Viele Menschen halten Computerspieler für unsozial und weltfremd. Vier Jungen widersprechen

15 Uhr. Wache gerade auf, erst mal 'ne Tasse Kaffee und 'ne Runde "World of Warcraft". Halbe Stunde später. Ein Kumpel ruft an und fragt, ob wir mal wieder zum Fußballplatz gehen wollen. Ich antworte emotionslos "Nein" wie bei fast allen Fragen, die nichts mit meinem Computerspiel zu tun haben. Stunden später stolpere ich auf dem Weg zum Klo über meine gestapelten Pizzakartons. Als ich wieder vor meinem PC sitze, kratzt es mich am Kopf. Kein Wunder, ich sollte mal wieder duschen. Aber dann fehlt mir wichtige Zeit, meinen Helden zu verbessern. Ich vertage es einfach auf morgen. Plötzlich überfällt mich der Hunger. Ich schiebe eine Pizza in den Ofen. Während des Wartens gehe ich in den virtuellen Wald und versuche möglichst viele virtuelle Tiere zu töten, um mir etwas virtuelles Extragold zu verdienen, dann kann ich mir ein neues virtuelles Schwert kaufen. Damit habe ich eine kleine Chance, gegen die anderen zwölf Millionen WoW-Spieler. Ich logg mich ein bei Counter-Strike. Warum lädt es schon wieder so lange ? Arrgh! Ich wähl die Anti-Terror-Einheit. Die Runde beginnt. Ein Kill, ein zweiter Kill, ein Kopfschuss! Im Chat werde ich auf übelste Weise gedemütigt und als Neuling beleidigt. Ich raste mal wieder aus, und darunter muss meine Tastatur leiden. Am Anfang der nächsten Runde möchte ich mir neue Waffen kaufen, doch die B-Taste funktioniert nicht mehr. Wütend werfe ich meine Tastatur gegen die Wand und hole meine Pizza aus dem Ofen. Die Tasten sind auf dem Boden verteilt, so wie meine zerknitterten und mit Cola durchnässten Schulunterlagen. Hausaufgaben? Keine Zeit. Verzweifelt versuche ich, die Tastatur zu reparieren. Es gelingt mir nicht. Ich durchsuche das Zimmer meiner Mutter nach Geld, um mich gleich auf den Weg zum nächsten Elektronikfachgeschäft zu machen. Ich ziehe meine abgetragene Winterjacke und meine dreckigen Sportschuhe an, denn, was meine Mitmenschen von mir halten, interessiert mich kein bisschen. Als ich im Geschäft ankomme, gehe ich Richtung Tastaturen und Mäuse. Als ein circa 18 Jahre junger Azubi mir freundlich entgegentritt und fragt, ob ich nach was Bestimmtem suchen würde, antworte ich genervt "Nein" und verschwende keine Zeit mit dem Austausch von Höflichkeiten. Ich entscheide mich für die mit den meisten selbst einstellbaren Tasten, da ich die für WoW brauche. Zu Hause angekommen, schließe ich meine neue Tastatur an und spiele weiter.

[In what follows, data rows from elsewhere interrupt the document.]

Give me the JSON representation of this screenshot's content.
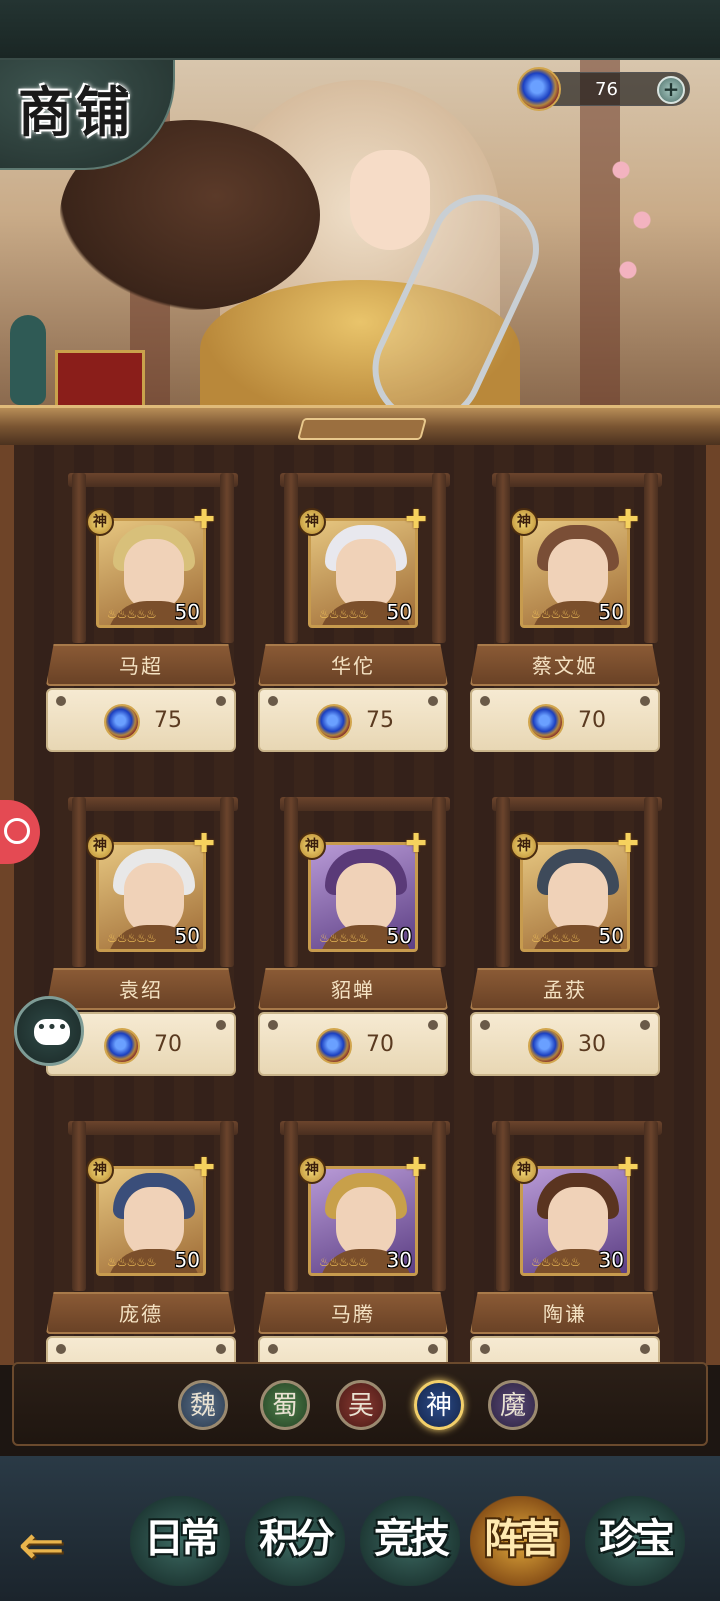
{
  "shop": {
    "title": "商铺",
    "currency": {
      "amount": "76",
      "icon": "jade-gem-icon",
      "plus_label": "+"
    }
  },
  "cards": [
    {
      "name": "马超",
      "price": "75",
      "level": "50",
      "stars": "5",
      "god_badge": "神"
    },
    {
      "name": "华佗",
      "price": "75",
      "level": "50",
      "stars": "5",
      "god_badge": "神"
    },
    {
      "name": "蔡文姬",
      "price": "70",
      "level": "50",
      "stars": "5",
      "god_badge": "神"
    },
    {
      "name": "袁绍",
      "price": "70",
      "level": "50",
      "stars": "5",
      "god_badge": "神"
    },
    {
      "name": "貂蝉",
      "price": "70",
      "level": "50",
      "stars": "5",
      "god_badge": "神"
    },
    {
      "name": "孟获",
      "price": "30",
      "level": "50",
      "stars": "5",
      "god_badge": "神"
    },
    {
      "name": "庞德",
      "price": "",
      "level": "50",
      "stars": "5",
      "god_badge": "神"
    },
    {
      "name": "马腾",
      "price": "",
      "level": "30",
      "stars": "5",
      "god_badge": "神"
    },
    {
      "name": "陶谦",
      "price": "",
      "level": "30",
      "stars": "5",
      "god_badge": "神"
    }
  ],
  "factions": [
    {
      "label": "魏"
    },
    {
      "label": "蜀"
    },
    {
      "label": "吴"
    },
    {
      "label": "神",
      "selected": true
    },
    {
      "label": "魔"
    }
  ],
  "nav": {
    "back_icon": "back-arrow-icon",
    "tabs": [
      {
        "label": "日常"
      },
      {
        "label": "积分"
      },
      {
        "label": "竞技"
      },
      {
        "label": "阵营",
        "active": true
      },
      {
        "label": "珍宝"
      }
    ]
  },
  "colors": {
    "accent_gold": "#d2a64e",
    "active_ring": "#f2cf6a",
    "record_button": "#e44a53"
  }
}
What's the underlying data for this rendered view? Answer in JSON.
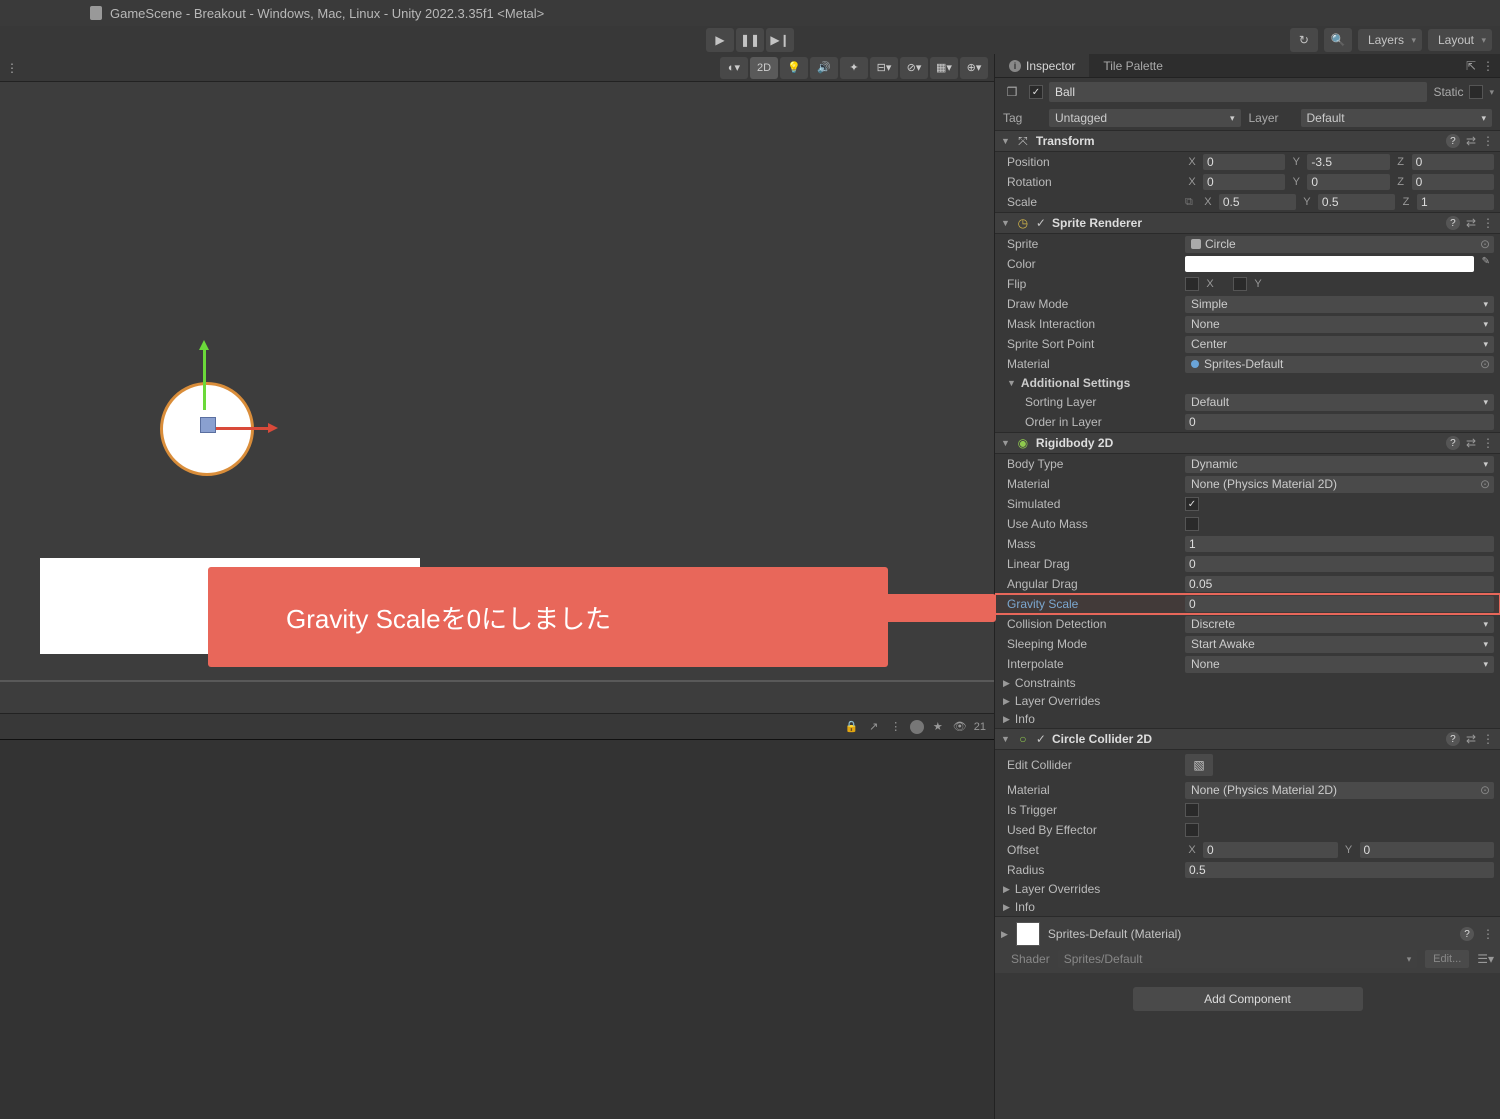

Denken Sie echt, dass alle Computerspieler auf diese sonderliche Weise leben? Nein, ich dusche regelmäßig - und das gerne. Meine Klamotten sind sauber, und ich achte auf mein Aussehen. Ich esse ausgewogen. Meine Schulsachen sind in bester Form, ich erledige meine Schulaufgaben und lerne für Klassenarbeiten, weil ich studieren möchte. Mein Zimmer ist aufgeräumt und gemütlich. Dazu habe ich noch etliche soziale Kontakte, mit denen ich mich in meiner Freizeit treffe und auch Fußball spielen gehe. Nur, weil ich Computer spiele, muss ich mich mit unbegründeten Vorurteilen rumschlagen.